Andaikata hal ini terjadi karena ada keutamaannya, tentu Rasulullah telah menjelaskan atau Beliau Shallallahu 'alaihi wa sallam pernah melakukannya, meskipun sekali seumur hidupnya, sebagaimana Beliau pernah melakukan puasa ‘Asy Syura. Dan (dalam masalah ini) Beliau tidak pernah melakukanya, sehingga batallah anggapan keberadaan puasa itu, dikarenakan tidak ada keutamaannya. Secara ittifaq, itu bukan fardhu dan bukan pula wajib. Dan secara khusus, tidak ada dalil yang menetapkan anjuran puasa Rajab. Dengan demikian, berpuasa Rajab berarti melakukan secara terus-menerus suatu perkara yang dibenci.

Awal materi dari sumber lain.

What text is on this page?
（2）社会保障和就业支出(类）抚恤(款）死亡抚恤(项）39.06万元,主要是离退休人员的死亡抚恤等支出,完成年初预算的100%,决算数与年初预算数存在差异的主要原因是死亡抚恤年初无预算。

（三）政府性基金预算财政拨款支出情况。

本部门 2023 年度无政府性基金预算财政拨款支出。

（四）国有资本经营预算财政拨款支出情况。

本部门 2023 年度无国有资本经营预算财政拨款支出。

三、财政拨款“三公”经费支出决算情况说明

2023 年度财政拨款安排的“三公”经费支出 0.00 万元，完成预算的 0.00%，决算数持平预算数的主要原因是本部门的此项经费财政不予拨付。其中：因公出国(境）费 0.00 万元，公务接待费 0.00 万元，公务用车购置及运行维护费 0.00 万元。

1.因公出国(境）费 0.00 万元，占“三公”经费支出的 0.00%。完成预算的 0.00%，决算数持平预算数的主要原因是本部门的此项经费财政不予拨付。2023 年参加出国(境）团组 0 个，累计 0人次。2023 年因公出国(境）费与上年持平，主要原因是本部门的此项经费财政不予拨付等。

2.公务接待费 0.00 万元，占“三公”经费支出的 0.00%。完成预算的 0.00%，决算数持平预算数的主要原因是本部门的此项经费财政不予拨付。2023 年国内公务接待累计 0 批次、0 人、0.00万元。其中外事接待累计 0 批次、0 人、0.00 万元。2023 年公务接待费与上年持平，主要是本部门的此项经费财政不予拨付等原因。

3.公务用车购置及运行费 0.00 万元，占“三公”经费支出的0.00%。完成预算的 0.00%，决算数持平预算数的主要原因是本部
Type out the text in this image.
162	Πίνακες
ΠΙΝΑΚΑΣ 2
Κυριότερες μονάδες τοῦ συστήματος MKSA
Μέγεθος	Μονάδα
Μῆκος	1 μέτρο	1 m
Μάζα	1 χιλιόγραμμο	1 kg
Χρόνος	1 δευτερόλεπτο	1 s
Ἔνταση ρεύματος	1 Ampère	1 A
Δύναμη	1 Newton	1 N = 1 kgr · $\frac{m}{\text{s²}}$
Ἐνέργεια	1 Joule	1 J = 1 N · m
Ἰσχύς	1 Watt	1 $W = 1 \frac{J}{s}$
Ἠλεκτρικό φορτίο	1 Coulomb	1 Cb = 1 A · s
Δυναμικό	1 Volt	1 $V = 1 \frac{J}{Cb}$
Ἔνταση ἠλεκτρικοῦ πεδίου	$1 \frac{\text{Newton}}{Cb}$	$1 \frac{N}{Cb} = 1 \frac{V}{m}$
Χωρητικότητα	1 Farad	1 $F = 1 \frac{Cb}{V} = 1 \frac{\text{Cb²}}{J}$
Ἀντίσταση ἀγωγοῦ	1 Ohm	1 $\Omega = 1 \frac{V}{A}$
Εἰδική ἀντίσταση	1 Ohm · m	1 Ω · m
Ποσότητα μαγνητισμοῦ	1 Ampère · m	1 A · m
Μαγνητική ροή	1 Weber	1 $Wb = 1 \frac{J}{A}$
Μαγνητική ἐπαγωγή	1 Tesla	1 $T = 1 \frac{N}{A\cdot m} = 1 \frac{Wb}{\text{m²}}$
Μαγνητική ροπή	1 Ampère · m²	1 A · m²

Meskipun begitu, orang-orang yang berpuasa Rajab masih memiliki dalih, bahwa mengamalkan hadits dha’if dalam keutamaan amal diperbolehkan, karena para ulama ahli hadits dan ahli ilmu bersikap toleran dalam mendatangkan hadits-hadits dha’if yang berkaitan dengan keutamaan amal.

Pernyataan tersebut terbantahkan dengan dalil sebagai berikut: “Sesunguhnya ulama Ahli Hadits toleran dalam mengamalkan hadits-hadits dha’if, dalam keutamaan amal dengan beberapa syarat[9]. Diantaranya, yang paling penting adalah hendaknya harus dijelaskan sisi kelemahannya, dan hadits tersebut tidak maudhu’, supaya orang yang mengamalkannya tidak membuat syari’at baru, seperti hadits puasa Rajab, sebagaimana dikatakan Ibnu Qayyim, Fairuz Abadi, Al Hafizh Ibnu Hajar Al ‘Asqalani, Al Hafizh Abdullah Al Anshari, Ibnu Hammat Ad Dimasqi dan Ibnu Rajab di dalam Lathaiful Ma’arif, hlm. 123-127, dan Abu Hafs Al Mushuli di dalam Al Mughni ‘Anil Hifzhi Wal Kitab, hlm. 371 dan disetujui oleh Abu Ishaq Al Huwaini dalam kritikannya, yaitu Junnatul Murtab, dan selain mereka.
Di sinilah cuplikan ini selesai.